Prosecutor O’Brien Unseals Secret Indictment On Las Vegas Man In $1.2 Million Fraudulent Mortgage Loan Activity

Posted on 8/1/2013

Defendant: Donald Landers

Prosecutor Ron O’Brien announces today that the Franklin County Grand Jury has returned a 24 count mortgage fraud and short sale fraud indictment against Donald P. Landers, aka Dante Brickman, age 42, after Landers was arrested in Las Vegas. The activity in the indictment spans a 12 month time frame and the charges range from Engaging in a Pattern of Corrupt Activity, Theft, Money Laundering, and Receiving Stolen Property.

It is alleged that Landers located real properties in Franklin County that were in foreclosure. Landers, doing business as Great American LLC, would negotiate a short sale of the property with the lender to sell the property to Great American LLC at a much reduced amount. Landers would use false and fraudulent information supplied to the lender to convince the lender that the property was worth much less than market value due to poor condition, poor location or difficulty in selling.

At the same time, Landers would recruit straw buyers to buy the same property from Great American for an inflated price. Landers obtained financing through another related entity, APEX Financial Group, formerly of Hilliard, Ohio. Landers fraudulently obtained financing for the straw buyers by submitting loan applications to a variety of lenders which falsely inflated the net worth of the straw buyer while at the same time falsely understating their debt. The closings for the short sale and the subsequent purchase of the property were both conducted at Premiere Title Agency, formerly of Dublin, Ohio, simultaneously. The loan proceeds from the straw buyer’s purchase of the property funded the short sale payoff negotiated for Great American in the foreclosure.
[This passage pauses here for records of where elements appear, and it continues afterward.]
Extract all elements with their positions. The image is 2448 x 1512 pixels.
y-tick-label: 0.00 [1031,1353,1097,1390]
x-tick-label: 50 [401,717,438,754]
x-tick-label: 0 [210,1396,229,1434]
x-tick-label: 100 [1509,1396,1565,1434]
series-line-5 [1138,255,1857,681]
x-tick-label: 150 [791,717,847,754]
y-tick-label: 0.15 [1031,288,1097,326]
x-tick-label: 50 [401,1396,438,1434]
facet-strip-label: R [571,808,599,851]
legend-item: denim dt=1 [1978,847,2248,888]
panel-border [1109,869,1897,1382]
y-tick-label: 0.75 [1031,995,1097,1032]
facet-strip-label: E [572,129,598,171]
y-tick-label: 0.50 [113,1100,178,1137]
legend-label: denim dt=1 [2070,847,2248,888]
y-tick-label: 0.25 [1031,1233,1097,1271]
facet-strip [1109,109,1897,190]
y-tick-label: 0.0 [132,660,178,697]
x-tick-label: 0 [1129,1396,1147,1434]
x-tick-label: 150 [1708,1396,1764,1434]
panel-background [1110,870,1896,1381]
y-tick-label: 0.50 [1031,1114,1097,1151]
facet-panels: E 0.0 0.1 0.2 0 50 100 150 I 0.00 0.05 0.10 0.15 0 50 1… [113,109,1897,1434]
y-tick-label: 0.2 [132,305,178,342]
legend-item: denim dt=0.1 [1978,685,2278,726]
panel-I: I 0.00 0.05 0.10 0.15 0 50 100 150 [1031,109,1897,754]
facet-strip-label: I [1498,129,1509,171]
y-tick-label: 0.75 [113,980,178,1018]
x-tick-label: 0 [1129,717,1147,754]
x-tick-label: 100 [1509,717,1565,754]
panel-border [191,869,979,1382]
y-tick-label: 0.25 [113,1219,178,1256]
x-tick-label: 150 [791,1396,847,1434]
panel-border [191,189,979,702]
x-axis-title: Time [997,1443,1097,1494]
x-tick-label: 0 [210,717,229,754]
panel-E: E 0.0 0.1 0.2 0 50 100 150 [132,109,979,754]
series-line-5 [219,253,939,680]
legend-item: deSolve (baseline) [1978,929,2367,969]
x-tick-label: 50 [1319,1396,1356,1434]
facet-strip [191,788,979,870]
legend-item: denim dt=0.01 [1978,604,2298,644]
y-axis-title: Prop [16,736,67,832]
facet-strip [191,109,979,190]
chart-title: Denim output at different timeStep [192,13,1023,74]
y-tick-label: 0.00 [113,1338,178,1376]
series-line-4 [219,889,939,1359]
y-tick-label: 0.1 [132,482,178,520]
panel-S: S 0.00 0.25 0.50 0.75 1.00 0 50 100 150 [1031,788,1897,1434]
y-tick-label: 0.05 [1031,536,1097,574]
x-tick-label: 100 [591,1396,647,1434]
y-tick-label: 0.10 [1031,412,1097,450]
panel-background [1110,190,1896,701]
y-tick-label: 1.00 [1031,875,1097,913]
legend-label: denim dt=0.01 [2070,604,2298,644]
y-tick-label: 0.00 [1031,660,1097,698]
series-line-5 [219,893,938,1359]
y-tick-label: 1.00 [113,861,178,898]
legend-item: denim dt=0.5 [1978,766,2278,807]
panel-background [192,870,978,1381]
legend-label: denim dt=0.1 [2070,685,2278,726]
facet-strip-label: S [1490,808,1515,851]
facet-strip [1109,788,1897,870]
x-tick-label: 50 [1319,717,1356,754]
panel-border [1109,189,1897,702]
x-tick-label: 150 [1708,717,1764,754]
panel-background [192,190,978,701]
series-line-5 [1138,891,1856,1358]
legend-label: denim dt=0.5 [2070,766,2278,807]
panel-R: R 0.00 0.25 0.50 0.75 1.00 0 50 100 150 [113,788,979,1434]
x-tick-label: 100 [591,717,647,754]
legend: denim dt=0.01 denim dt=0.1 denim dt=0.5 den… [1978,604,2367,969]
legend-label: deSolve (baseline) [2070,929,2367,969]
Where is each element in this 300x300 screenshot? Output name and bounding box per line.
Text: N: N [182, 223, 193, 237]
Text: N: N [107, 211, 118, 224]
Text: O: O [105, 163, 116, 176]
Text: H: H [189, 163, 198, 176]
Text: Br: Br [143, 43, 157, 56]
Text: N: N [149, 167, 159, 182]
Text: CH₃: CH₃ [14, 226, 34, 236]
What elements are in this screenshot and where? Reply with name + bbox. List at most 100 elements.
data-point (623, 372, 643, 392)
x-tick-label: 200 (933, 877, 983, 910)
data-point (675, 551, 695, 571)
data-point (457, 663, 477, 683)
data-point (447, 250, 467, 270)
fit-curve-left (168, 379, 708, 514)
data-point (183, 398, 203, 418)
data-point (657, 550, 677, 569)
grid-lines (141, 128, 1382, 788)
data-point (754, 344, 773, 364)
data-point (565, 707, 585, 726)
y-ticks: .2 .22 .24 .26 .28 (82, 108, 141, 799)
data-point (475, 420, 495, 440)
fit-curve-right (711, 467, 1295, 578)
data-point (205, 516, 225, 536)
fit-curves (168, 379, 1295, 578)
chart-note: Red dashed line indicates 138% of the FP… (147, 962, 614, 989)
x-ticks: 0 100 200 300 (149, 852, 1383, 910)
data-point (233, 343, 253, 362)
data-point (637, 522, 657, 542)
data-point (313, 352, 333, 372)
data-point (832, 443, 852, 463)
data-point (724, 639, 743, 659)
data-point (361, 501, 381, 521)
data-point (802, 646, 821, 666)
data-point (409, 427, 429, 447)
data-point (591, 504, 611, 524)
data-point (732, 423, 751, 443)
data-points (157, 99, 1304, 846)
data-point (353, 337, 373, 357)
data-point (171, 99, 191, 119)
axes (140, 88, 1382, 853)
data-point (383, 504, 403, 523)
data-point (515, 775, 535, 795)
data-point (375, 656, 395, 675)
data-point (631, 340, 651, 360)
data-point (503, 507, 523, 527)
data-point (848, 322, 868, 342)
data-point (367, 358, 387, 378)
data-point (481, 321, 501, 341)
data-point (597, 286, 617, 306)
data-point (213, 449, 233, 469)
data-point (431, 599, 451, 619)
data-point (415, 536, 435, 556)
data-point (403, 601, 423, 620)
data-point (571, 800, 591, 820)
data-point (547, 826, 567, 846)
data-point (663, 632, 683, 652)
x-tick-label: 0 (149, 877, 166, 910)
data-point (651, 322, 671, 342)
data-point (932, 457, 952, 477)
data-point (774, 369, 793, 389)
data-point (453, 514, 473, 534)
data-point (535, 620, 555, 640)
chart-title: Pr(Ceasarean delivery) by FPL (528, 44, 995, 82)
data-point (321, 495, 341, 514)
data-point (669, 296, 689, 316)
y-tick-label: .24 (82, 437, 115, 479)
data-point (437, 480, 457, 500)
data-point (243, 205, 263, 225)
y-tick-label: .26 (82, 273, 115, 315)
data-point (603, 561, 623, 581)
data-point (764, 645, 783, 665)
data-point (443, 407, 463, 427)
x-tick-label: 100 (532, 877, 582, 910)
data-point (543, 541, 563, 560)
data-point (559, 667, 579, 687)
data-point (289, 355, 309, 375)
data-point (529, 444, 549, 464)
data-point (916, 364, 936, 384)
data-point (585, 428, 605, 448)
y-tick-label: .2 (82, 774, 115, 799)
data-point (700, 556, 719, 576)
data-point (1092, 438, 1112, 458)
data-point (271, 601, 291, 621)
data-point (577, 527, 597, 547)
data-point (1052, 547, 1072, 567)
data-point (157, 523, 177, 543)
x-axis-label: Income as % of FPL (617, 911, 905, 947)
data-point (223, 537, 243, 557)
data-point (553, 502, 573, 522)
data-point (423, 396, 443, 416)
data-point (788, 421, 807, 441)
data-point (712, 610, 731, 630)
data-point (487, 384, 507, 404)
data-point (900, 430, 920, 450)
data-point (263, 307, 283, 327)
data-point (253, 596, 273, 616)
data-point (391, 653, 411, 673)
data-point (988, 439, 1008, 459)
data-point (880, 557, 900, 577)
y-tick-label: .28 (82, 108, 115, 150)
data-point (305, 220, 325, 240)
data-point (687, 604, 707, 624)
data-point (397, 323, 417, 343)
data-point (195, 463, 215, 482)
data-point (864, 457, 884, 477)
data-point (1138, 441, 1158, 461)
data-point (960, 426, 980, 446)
The difference between the low short sale amount and the inflated sales price for the straw buyer purchase was paid to Lander’s company, Great American LLC. Down payments for the straw buyers purchases were actually funded through loan proceeds, not the buyers own assets. The straw buyers would receive a kick-back from the loan proceeds for their participation in this scheme.

Landers utilized this scheme with eleven properties in Franklin County, including two of his own properties that were in default due to the non-payment of his own mortgages. Most of the loans obtained fraudulently have since gone into default and foreclosure.

The investigation was conducted by the Franklin County Prosecutor’s Office, the Columbus Division of Police and the Central Ohio Mortgage Fraud Task Force of the Ohio Organized Crime Investigations Commission, a division of the Ohio Attorney General’s Office.